What You Need to Understand Next
This essay focused on why you’re in this position and why traditional solutions fail. But understanding the problem isn’t enough. You need to understand three more things:
First, what healthcare actually costs. Most employers have never seen real prices, only insurance prices. Until you understand that gap, you can’t evaluate whether you’re getting value or being exploited. The difference between insurance-negotiated rates and actual market prices is often 300-500%. That gap isn’t accidental. It’s structural.
Second, where the money goes. Between your bank account and actual patient care, money passes through multiple intermediaries, each extracting value, each controlling information, each insulated from downward pressure on costs. Understanding these structures isn’t about assigning blame. It’s about recognizing that your interests and their interests are fundamentally misaligned.

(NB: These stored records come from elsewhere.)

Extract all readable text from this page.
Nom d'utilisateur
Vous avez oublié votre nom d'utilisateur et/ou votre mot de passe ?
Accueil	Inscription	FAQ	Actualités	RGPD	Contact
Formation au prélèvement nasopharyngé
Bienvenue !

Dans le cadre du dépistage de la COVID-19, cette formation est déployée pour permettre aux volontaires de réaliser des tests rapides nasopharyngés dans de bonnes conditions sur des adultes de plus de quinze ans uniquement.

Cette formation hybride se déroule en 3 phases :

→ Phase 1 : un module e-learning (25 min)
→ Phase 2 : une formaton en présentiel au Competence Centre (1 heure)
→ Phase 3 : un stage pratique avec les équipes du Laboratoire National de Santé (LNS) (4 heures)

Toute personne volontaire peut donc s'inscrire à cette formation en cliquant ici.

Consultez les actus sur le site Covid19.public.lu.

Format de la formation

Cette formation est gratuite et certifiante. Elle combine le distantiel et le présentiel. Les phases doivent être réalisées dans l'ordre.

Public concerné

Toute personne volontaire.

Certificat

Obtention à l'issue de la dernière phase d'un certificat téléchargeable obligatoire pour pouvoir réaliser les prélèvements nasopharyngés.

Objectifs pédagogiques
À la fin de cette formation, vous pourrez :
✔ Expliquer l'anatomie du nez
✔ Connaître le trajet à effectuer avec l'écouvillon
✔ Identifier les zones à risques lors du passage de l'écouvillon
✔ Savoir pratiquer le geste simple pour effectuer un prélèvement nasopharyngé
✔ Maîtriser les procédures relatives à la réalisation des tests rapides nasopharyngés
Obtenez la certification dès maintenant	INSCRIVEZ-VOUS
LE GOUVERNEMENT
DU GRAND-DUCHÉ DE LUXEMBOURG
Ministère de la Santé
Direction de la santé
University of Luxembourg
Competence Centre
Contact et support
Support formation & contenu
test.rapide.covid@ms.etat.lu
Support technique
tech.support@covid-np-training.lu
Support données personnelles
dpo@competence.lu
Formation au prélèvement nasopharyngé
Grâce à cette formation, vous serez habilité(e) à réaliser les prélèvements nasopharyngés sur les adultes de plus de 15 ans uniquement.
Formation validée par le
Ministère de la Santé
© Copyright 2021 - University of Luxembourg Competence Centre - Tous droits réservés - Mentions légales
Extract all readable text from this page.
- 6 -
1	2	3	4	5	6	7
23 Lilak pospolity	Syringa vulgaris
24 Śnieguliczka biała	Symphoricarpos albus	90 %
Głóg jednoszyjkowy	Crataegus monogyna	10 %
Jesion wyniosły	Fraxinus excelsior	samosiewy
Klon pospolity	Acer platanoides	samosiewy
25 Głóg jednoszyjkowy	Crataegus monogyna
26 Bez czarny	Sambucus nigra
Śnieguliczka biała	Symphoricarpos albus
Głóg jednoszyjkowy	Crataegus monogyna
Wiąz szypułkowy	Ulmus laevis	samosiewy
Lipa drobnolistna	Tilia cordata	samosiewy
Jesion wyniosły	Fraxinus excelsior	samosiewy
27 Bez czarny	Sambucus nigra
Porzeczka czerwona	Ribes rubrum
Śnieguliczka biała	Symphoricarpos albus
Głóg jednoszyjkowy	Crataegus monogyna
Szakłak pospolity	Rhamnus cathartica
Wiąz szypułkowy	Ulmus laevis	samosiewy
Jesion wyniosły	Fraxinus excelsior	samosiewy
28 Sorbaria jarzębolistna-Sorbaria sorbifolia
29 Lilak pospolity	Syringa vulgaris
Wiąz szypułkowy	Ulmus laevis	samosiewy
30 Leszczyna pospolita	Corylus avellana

Third, what risk actually looks like. Most employers fear self-insurance because they’ve been told it’s risky. But you’re already carrying risk, you just don’t control it. Understanding the difference between health insurance and stop-loss insurance, between averaged risk and actual risk, changes what’s possible.
These aren’t peripheral issues. They’re the foundation of any serious cost-control strategy.
The Choice in Front of You
Your health plan is behaving exactly as it was designed to behave. The system isn’t broken, it’s working perfectly for everyone except you (and your employees, but I digress).
Insurance companies are maximizing shareholder value. Hospitals are covering their costs and generating margins. Intermediaries are extracting tolls at every transaction. Brokers are collecting their commissions. The only party losing is you, the employer, who carries the financial risk while everyone else collects revenue.
This continues until you decide it doesn’t. The tools exist. The clinical models exist. The administrative infrastructure exists. What’s usually missing is the willingness to accept that fixing this problem requires changing who you do business with, not just negotiating harder with your current partners.
The question isn’t whether better options exist. The question is whether you’re willing to pursue them.